关键词:肝星状细胞,L-半胱氨酸,肝再生,卵圆细胞激活,肝祖细胞
对于导致肝实质大量丢失的肝脏病变,前体细胞治疗是肝移植的一种替代方法。“卵圆细胞”是兼性肝祖细胞,当成熟肝细胞的增殖能力受到损害时,它有助于肝再生。这些细胞是双能细胞(即能够沿肝细胞和胆道谱系分化),被认为位于Hering管的肝门区内1许多人类疾病与卵圆细胞增殖有关;其中包括嗜肝病毒感染和肝硬化末期2我们实验室以前的数据表明,在再生过程中,各种肝细胞类型之间,尤其是肝星状细胞和卵圆细胞之间,存在协调的相互作用三在2-乙酰氨基芴/部分肝切除术(2AAF/PH)模型以及其他几个肝脏重塑过程中,包括肝纤维化,已经证明了它们的共同激活4肝部分切除术(PH)或D-氨基半乳糖暴露后的肝脏再生5在生理条件下,星状细胞处于静止状态,显示出维生素A滴和星形形态。

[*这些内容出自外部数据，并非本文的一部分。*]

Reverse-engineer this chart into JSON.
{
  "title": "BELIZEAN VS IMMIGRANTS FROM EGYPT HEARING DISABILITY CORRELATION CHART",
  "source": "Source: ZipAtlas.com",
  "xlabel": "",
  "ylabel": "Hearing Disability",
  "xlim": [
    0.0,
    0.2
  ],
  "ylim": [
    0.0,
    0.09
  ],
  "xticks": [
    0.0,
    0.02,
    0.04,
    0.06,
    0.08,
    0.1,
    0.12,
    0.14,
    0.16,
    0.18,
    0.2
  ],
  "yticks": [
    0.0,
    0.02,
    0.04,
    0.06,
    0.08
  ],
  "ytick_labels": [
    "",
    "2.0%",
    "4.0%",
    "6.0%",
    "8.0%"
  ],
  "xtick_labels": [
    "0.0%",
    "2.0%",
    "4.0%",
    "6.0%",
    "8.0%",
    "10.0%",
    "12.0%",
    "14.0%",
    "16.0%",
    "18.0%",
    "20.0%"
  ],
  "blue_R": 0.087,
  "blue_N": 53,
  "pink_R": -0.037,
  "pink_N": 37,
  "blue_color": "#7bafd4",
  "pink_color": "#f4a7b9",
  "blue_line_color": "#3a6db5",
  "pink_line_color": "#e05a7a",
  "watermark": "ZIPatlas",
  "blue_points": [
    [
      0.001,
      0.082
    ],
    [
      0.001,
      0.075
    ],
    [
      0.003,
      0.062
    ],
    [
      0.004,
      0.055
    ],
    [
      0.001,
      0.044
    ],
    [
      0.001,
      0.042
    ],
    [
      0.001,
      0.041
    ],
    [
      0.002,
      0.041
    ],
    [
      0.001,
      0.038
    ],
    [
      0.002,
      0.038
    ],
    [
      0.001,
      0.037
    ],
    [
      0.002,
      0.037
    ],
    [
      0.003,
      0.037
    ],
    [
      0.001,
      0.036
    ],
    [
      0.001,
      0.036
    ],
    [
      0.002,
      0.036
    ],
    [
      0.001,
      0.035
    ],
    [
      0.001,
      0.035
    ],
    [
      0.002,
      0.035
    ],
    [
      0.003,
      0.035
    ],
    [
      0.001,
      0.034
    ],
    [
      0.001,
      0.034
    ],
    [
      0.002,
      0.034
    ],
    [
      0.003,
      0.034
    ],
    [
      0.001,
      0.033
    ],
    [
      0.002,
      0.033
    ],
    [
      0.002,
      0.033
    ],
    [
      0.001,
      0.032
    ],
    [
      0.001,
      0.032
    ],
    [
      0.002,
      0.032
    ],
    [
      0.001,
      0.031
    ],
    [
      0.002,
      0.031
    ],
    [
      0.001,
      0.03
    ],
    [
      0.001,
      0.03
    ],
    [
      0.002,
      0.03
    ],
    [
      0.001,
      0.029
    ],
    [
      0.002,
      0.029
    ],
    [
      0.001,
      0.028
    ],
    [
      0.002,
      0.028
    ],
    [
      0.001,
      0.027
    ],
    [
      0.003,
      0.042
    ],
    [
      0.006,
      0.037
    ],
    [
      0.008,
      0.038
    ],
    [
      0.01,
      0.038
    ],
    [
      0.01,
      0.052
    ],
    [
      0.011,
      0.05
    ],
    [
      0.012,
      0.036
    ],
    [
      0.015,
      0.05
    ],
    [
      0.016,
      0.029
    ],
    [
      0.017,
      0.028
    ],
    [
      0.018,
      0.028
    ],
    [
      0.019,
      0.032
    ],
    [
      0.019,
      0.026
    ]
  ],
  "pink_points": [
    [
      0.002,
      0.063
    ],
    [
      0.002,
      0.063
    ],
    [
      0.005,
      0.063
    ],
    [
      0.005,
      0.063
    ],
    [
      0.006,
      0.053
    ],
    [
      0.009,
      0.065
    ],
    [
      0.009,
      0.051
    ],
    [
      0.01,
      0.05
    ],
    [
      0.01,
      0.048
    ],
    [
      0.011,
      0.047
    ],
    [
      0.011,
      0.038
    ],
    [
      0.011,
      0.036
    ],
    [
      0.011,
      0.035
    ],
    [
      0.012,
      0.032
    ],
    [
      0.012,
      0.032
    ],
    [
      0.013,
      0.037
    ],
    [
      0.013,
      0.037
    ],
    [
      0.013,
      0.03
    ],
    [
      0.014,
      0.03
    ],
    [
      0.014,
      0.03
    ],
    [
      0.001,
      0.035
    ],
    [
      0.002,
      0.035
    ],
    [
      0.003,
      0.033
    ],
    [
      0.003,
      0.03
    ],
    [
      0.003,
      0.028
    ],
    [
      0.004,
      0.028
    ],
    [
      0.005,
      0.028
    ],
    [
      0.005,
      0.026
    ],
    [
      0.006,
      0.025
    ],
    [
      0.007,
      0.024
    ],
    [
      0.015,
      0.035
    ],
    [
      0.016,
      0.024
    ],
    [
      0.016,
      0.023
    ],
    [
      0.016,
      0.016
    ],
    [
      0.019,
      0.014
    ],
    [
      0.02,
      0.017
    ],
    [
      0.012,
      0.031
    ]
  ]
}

其激活后会增殖并分化为可收缩的肌纤维母细胞样细胞。活化的星状细胞对细胞外基质(ECM)的合成和重塑有贡献,是细胞因子和生长因子的重要来源,也是肝硬化过度纤维化的原因6前列环素类似物伊洛前列素对TGFβ-CTGF信号轴的干扰导致卵圆细胞增殖显著降低三由于TGFβ对各种细胞类型具有如此复杂的作用范围,我们进一步探讨了这些作用是星状细胞抑制的结果,还是可归因于再生肝脏内的其他相互作用。半胱氨酸是一种非必需氨基酸,广泛用作营养补充剂、抗氧化剂和粘蛋白溶解剂。最近的数据表明,它也可能是一种有效的肝纤维化抑制剂,可防止星状细胞活化7其对肝脏的复杂影响归因于多种机制,包括:谷胱甘肽的合成8,9; 活性氧(ROS)介导细胞周期蛋白D1的降解,随后锰超氧化物歧化酶(MnSOD)被激活10; 血小板衍生生长因子受体β(PDGFRβ)的下调和血小板衍生生长因素(PDGF)信号的抑制11,12尽管其作用机制多种多样,但它被广泛认为是一种有效、无害的肝星状细胞抑制剂,并被提议作为人类肝硬化的辅助治疗。为了验证我们的假设,即星状细胞在促进卵圆细胞增殖中起着必要的作用,补充L-半胱氨酸的饮食与特征鲜明的2AAF/PH方案相结合13,14用于大鼠卵圆细胞激活。这项研究清楚地表明,激活肝星状细胞是对2AAF/PH产生强大卵圆细胞反应的必要条件。
材料和方法
动物治疗
本研究中涉及的动物程序得到佛罗里达大学IACUC的批准。根据Horie制定的方案,在实验期间,将6周大的Fisher 344只雄性大鼠(马萨诸塞州威尔明顿Charles River Laboratories)饲养在补充了2%L-半胱氨酸的标准实验室食物中(Dyets Inc.,Betlehem PA)等7开始饮食一个月后,将70 mg 2AAF粒剂(美国创新研究公司,佛罗里达州萨拉索塔)腹腔内植入,一周后,按照希金斯和安德森的描述进行70%的部分肝切除术15。在表中规定的时间点处死动物.组织样品通过甲醛固定或OCT复合物冷冻收集和保存(Sakura Finetek USA Inc,Torrance CA)。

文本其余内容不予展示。